No.474 - Tarihe Gömdüğümüz Nedir?

-
Aa
+
a
a
a

Dünyanın dört bir yanında bando mızıka var. Niye neşe dolmuyor insan? Hafta sonunda rock dünyasının en tanınmış isimlerinin katılımı ile 10 ülkede aynı anda 170 konser yapıldı. Medyanın “tarihin en büyük müzik gösterisi” diye adlandırmaktan pek hoşlandığı bu olayı dünyanın yarısının izlediği söyleniyor. Pek konsere gidemeyen, hatta televizyon da izleyemeyen öteki yarısının ne yaptığı ise söylenmiyor...

 

Yeryüzünün en zengin ve güçlü 7 ülkesi ile Rusya’nın G8 diye adlandırılan zirvesi bu hafta ortasında İskoçya’da başlıyor. Gündeminde iki temel madde var: Birincisi, Afrika’da yoksulluk. İkincisi, dünyada ısınma. Zirve öncesinde, yoksulluk, hastalık ve kavgadan kırılan Afrika’nın kurtarılması için “Live8” adı ve “Yoksulluğu Tarihe Gömelim” sloganı altında Bob Geldof, Bono gibi rock yıldızları ile Oxfam gibi STK yıldızlarının öncülüğünde devasa bir kampanya başladı bile.

 

Bu bando mızıka patırtısında pek duyulmayan, ama asıl duyulması gereken bir başka olaysa, “G8 Alternatifler Zirvesi”. Kimbilir kaç yıldır barış ve adalet için yazan-çizen, dünyanın her yayında eylemde bulunan 200’den fazla insanın konuşmalarını ve 600’ü aşkın değişik atölye çalışmasını içeren devasa bir faaliyet de ötekiyle aynı anda gürül gürül akıyor.

 

Protestoların G8’i hedef alması çok basit bir nedene dayalı: Bu sekiz güçlü ülkeden (Rusya dışındaki) yedisi, dünya sisteminde kimin kazanıp kimin kaybedeceğini belirliyor; daha doğrusu bunu belirleyen mali ve ticari kuruluşların (IMF, Dünya Bankası, DTÖ) dizginlerini elinde tutuyor. Ama, “iş” sadece mali ve ticari alanla sınırlı değil: Bu sekiz ülkeden (bu sefer Japonya dışındaki) yedisi, dünyada kimin ölüp kimin kalacağını belirleyen “savaş arabası”nın dizginlerini de elinde tutuyor.

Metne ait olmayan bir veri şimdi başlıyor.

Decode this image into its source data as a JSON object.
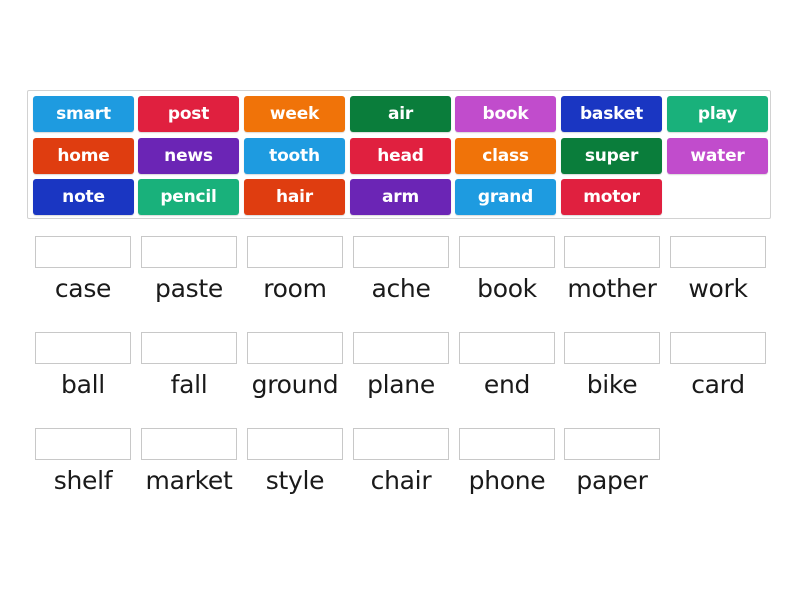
{
  "word_bank": {
    "tiles": [
      {
        "label": "smart",
        "color": "#1e9be0"
      },
      {
        "label": "post",
        "color": "#e0203f"
      },
      {
        "label": "week",
        "color": "#f07309"
      },
      {
        "label": "air",
        "color": "#0a7d3b"
      },
      {
        "label": "book",
        "color": "#c14ccc"
      },
      {
        "label": "basket",
        "color": "#1a36c2"
      },
      {
        "label": "play",
        "color": "#19b17b"
      },
      {
        "label": "home",
        "color": "#df3d10"
      },
      {
        "label": "news",
        "color": "#6b25b5"
      },
      {
        "label": "tooth",
        "color": "#1e9be0"
      },
      {
        "label": "head",
        "color": "#e0203f"
      },
      {
        "label": "class",
        "color": "#f07309"
      },
      {
        "label": "super",
        "color": "#0a7d3b"
      },
      {
        "label": "water",
        "color": "#c14ccc"
      },
      {
        "label": "note",
        "color": "#1a36c2"
      },
      {
        "label": "pencil",
        "color": "#19b17b"
      },
      {
        "label": "hair",
        "color": "#df3d10"
      },
      {
        "label": "arm",
        "color": "#6b25b5"
      },
      {
        "label": "grand",
        "color": "#1e9be0"
      },
      {
        "label": "motor",
        "color": "#e0203f"
      }
    ]
  },
  "targets": [
    {
      "label": "case",
      "value": ""
    },
    {
      "label": "paste",
      "value": ""
    },
    {
      "label": "room",
      "value": ""
    },
    {
      "label": "ache",
      "value": ""
    },
    {
      "label": "book",
      "value": ""
    },
    {
      "label": "mother",
      "value": ""
    },
    {
      "label": "work",
      "value": ""
    },
    {
      "label": "ball",
      "value": ""
    },
    {
      "label": "fall",
      "value": ""
    },
    {
      "label": "ground",
      "value": ""
    },
    {
      "label": "plane",
      "value": ""
    },
    {
      "label": "end",
      "value": ""
    },
    {
      "label": "bike",
      "value": ""
    },
    {
      "label": "card",
      "value": ""
    },
    {
      "label": "shelf",
      "value": ""
    },
    {
      "label": "market",
      "value": ""
    },
    {
      "label": "style",
      "value": ""
    },
    {
      "label": "chair",
      "value": ""
    },
    {
      "label": "phone",
      "value": ""
    },
    {
      "label": "paper",
      "value": ""
    }
  ]
}
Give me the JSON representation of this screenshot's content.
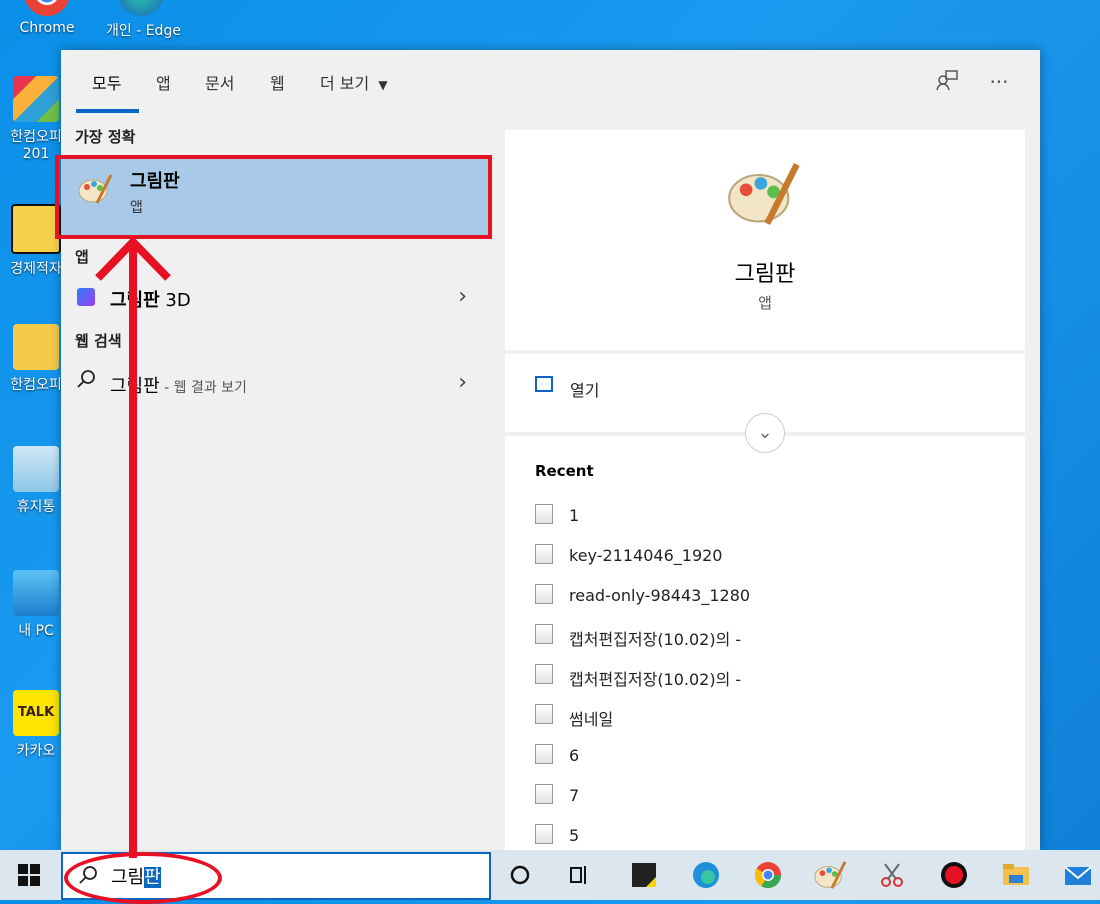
{
  "desktop": {
    "icons": [
      {
        "label": "Chrome"
      },
      {
        "label": "개인 - Edge"
      },
      {
        "label": "한컴오피\n201"
      },
      {
        "label": "경제적자"
      },
      {
        "label": "한컴오피"
      },
      {
        "label": "휴지통"
      },
      {
        "label": "내 PC"
      },
      {
        "label": "카카오"
      }
    ]
  },
  "search_panel": {
    "tabs": [
      {
        "label": "모두",
        "active": true
      },
      {
        "label": "앱"
      },
      {
        "label": "문서"
      },
      {
        "label": "웹"
      },
      {
        "label": "더 보기"
      }
    ],
    "toolbar": {
      "feedback_icon": "feedback-icon",
      "more_icon": "more-icon"
    },
    "best_match": {
      "heading": "가장 정확",
      "title": "그림판",
      "subtitle": "앱",
      "icon": "paint-palette-icon"
    },
    "apps": {
      "heading": "앱",
      "items": [
        {
          "label_bold": "그림판",
          "label_rest": " 3D",
          "icon": "paint3d-icon"
        }
      ]
    },
    "web": {
      "heading": "웹 검색",
      "items": [
        {
          "label": "그림판",
          "suffix": " - 웹 결과 보기",
          "icon": "search-icon"
        }
      ]
    },
    "preview": {
      "title": "그림판",
      "subtitle": "앱",
      "open_label": "열기",
      "recent_heading": "Recent",
      "recent_items": [
        {
          "label": "1"
        },
        {
          "label": "key-2114046_1920"
        },
        {
          "label": "read-only-98443_1280"
        },
        {
          "label": "캡처편집저장(10.02)의 -"
        },
        {
          "label": "캡처편집저장(10.02)의 -"
        },
        {
          "label": "썸네일"
        },
        {
          "label": "6"
        },
        {
          "label": "7"
        },
        {
          "label": "5"
        }
      ]
    }
  },
  "taskbar": {
    "search_typed": "그림",
    "search_selected": "판",
    "apps": [
      "start-icon",
      "cortana-icon",
      "taskview-icon",
      "sticky-notes-icon",
      "edge-icon",
      "chrome-icon",
      "paint-icon",
      "snip-icon",
      "recorder-icon",
      "file-explorer-icon",
      "mail-icon"
    ]
  },
  "colors": {
    "accent": "#0a66c2",
    "highlight": "#a8c9e8",
    "annotation": "#e81123",
    "desktop": "#0f7fd6"
  }
}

Dünyanın ilk 10 silah ihracatçısı bunlar arasında yer alıyor. (Bkz.: James O'Nions, "The G8", Znet, 29 Haziran 2005) G8 yöneticileri ile bu ülkelerin büyük şirketlerinin yöneticileri arasında kurulmuş bir “Kâinatın Efendileri” koalisyonundan bahsediyoruz burada. Efendileri temsilen bir araya gelecek bu bir avuç zarif erkeğin, büyük bir âlicenaplıkla, dünyayı, tarihin gördüğü en büyük iki beladan kurtarması bekleniyor.

 

Ne var ki, haberler kötü: İnsanlık camiası olarak beklediğimiz büyük salâh bu zirveden çıkmayabilir. “Sızan haberler” öyle ki, G8’in  bu yılki başkanı Tony Blair’in büyük bir duyarlıkla adımıza belirlediği iki gündem konusunun ikisinde de anlaşma sağlanamamış: Hazırlanan ‘komünike’ taslağında canalıcı madde ve cümleler topyekûn “köşeli parantez”e ([ ]) alınmış durumda. Köşeli paranteze alınan paragraflar, anlaşmaya varılamayan konuları gösteriyor: Afrika ülkelerinin borçlarının koşulsuz silinmesi, yardımların iki katına çıkarılması; oraya silah akışının dondurulması, zengin ülkelerin tarım sübvansiyonlarının durdurulması gibi konular hep köşeli parantez içinde maalesef. Küresel ısınmaya gelince, konunun tümü kapanmış sayılabilir: Evet, doğru bildiniz; giriş cümlesi şöyle parantezlenmiş: [“Dünya ısınıyor”]. Mutabakat olamamış yani: dünya ısınmıyor.

 

* * *

Rock’çulardan Bob Geldof, zirvenin zaferini zirveden evvel ilan ederken, “kankası” Blair’i yoksulluğu gömme çabaları dolayısıyla öve öve bitiremiyor, Bush’u “tutkulu ve samimi” bir yoksulluk savaşçısı olarak tanımlıyor. U2 solisti Bono da Blair ile onun maliye bakanı Brown’u “kalkınma sahnesinin azizleri” olarak ilan etmekte bir beis görmüyor...

 

İşte bu şen şakrak bando mızıka havası böyle sürüp giderken, bir de ne görelim? Zirve öncesinde sahneye "Aziz Başkan Bush" çıkmamış mı asıl? Britanya’ya ayak basar basmaz, ayağının tozuyla çıktığı TV programında demiş ki Aziz W: “Ben G8’e Blair iyi ya da kötü görünsün diye değil, kendi ülkem [çıkarları] için en iyisi neyse, o gündemi görüşmek için geldim.”

 

Delikanlı ve özlü konuşan Başkan, Büyük Britanya İmparatorluğu’nun Dışişleri Bakanı Lord Palmerston’un 160 yıl önceki ünlü konuşmasını da dosta düşmana ustaca hatırlatmış oluyor böylece: “Bizim ebedi müttefiklerimiz de, sürekli düşmanlarımız da yoktur. Bizim ebedi ve sürekli çıkarlarımız vardır ve görevimiz de işte onların peşinde koşmaktır.”

 

İnsan, bu dobralık karşısında şapkasını çıkarıyor, Blair’le rockçuların yüzlerinin alacağı rengi de merak ediyor doğrusu. (Tabii ABD’nin Türkiye’deki “stratejik müttefik”lerinin de.)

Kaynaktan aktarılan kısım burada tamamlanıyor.